All of this stems from an evolution. First, Kathy Hochul of Buffalo joined the governor’s team as lieutenant governor. She has always been close to Headquarters and wields real influence on the Capitol’s second floor.
Then Mayor Byron Brown entered the governor’s inner circle as state Democratic chairman. Though never close to Zellner, Brown recognized the basic truth that Cuomo will be better off with a supportive Erie County organization than without it. Buffalo Deputy Mayor Betsey Ball, long a part of Cuomo’s Albany insiders, has also played a role.
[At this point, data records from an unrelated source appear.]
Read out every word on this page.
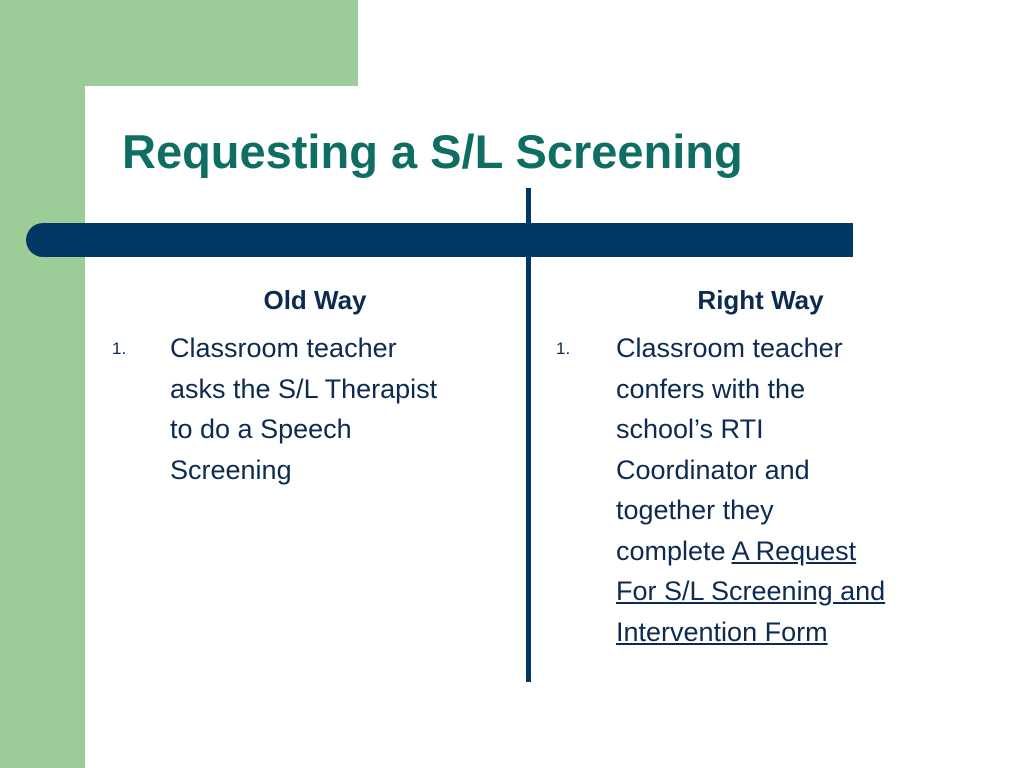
Requesting a S/L Screening
Old Way
1. Classroom teacher
asks the S/L Therapist
to do a Speech
Screening
Right Way
1. Classroom teacher
confers with the
school’s RTI
Coordinator and
together they
complete A Request
For S/L Screening and
Intervention Form
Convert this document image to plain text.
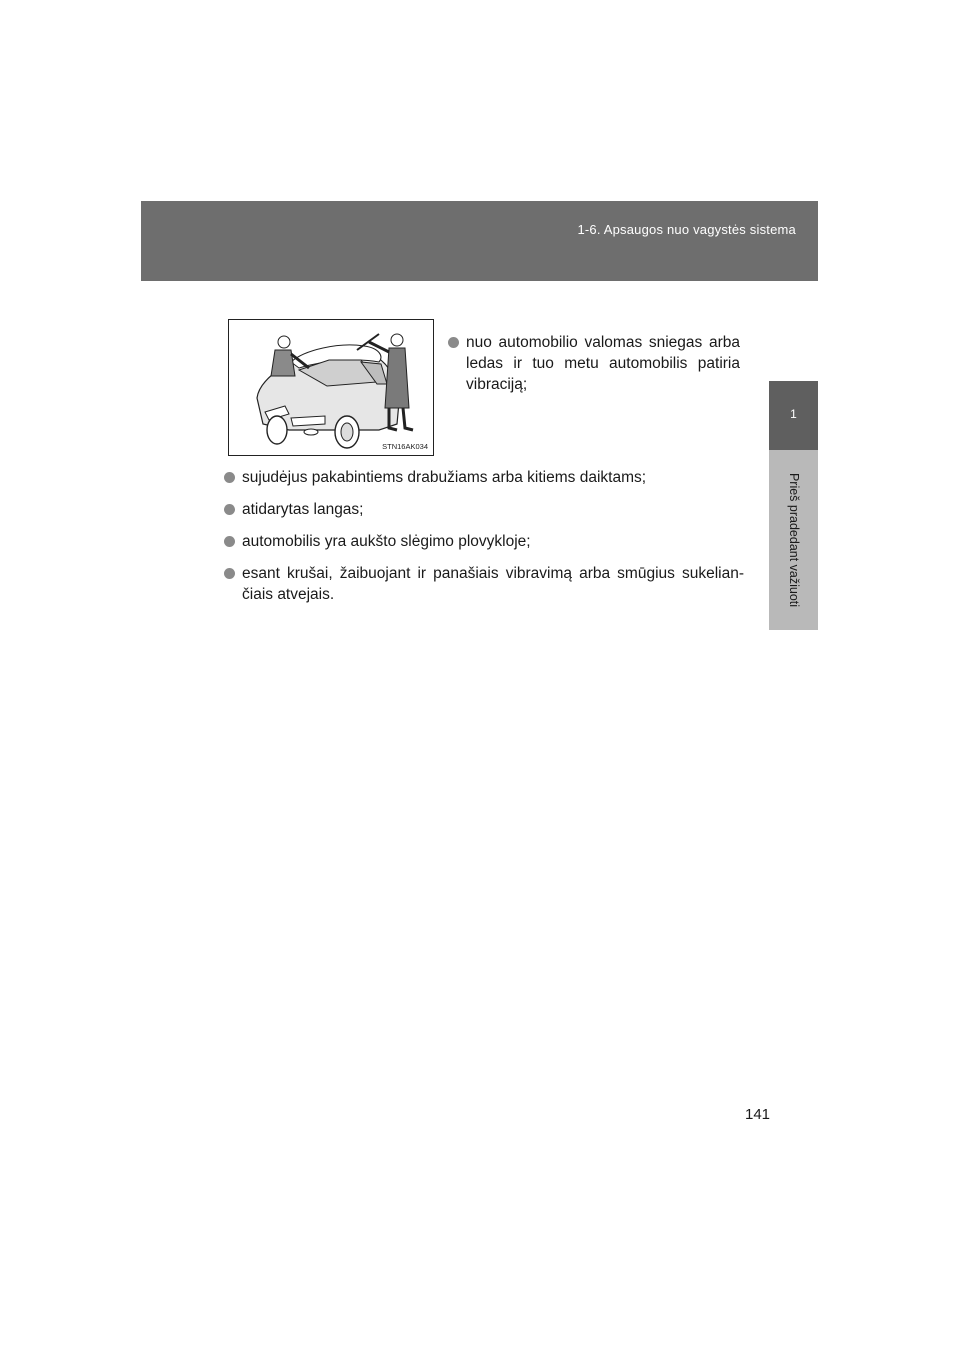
1-6. Apsaugos nuo vagystės sistema
1
Prieš pradedant važiuoti
STN16AK034
nuo automobilio valomas sniegas arba ledas ir tuo metu automobilis patiria vibraciją;
sujudėjus pakabintiems drabužiams arba kitiems daiktams;
atidarytas langas;
automobilis yra aukšto slėgimo plovykloje;
esant krušai, žaibuojant ir panašiais vibravimą arba smūgius sukelian-čiais atvejais.
141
Sam Hoyt, the governor’s economic development honcho in Buffalo, is also known to offer his observations on the local political scene.
There’s more. The departure of indicted former Chairman Steve Pigeon, once close to Cuomo and Brown, paved the way for other voices. Ditto for the absence of former Cuomo aide Joe Percoco – now under indictment in the major statewide corruption probe.
“How’s your friend Jeremy Zellner?” Percoco once snarled to a reporter in the midst of the effort to oust Lenihan.
The Templeton Landing event on Feb. 16 also hints at the governor’s next steps. Many expect that he will run for a third term. But most observers also believe Cuomo is eyeing the White House, especially with Clinton’s exit from the scene.
That’s why it will prove interesting who Brown supports for chairman when the Democratic National Committee convenes in Atlanta on Feb. 23. Seven Democrats are competing, among them is former Labor Secretary Tom Perez of Buffalo.
A few days ago, Cuomo said he was staying out of the election for Democratic national chairman. But his state chairman – the mayor of Buffalo – will cast one of 447 votes in the contest. And it remains a sure bet that Cuomo’s hand-picked state chairman will be in sync with his governor.
Brown has not said how he will vote. But insiders indicate he is talking with Perez, a top-level candidate, whom it is hard to imagine is not wooing the mayor of his hometown. Gaining New York’s backing would prove huge for Perez, who last week picked up the key endorsement of former Vice President Joe Biden.
Sen. Chuck Schumer will also have a say in the process. As minority leader of the Senate, after all, he is now the nation’s top elected Democrat. He is backing Minnesota Rep. Keith Ellison.
But Brown is Cuomo’s guy in the party. His vote will reflect the governor’s thinking in a party desperately seeking direction.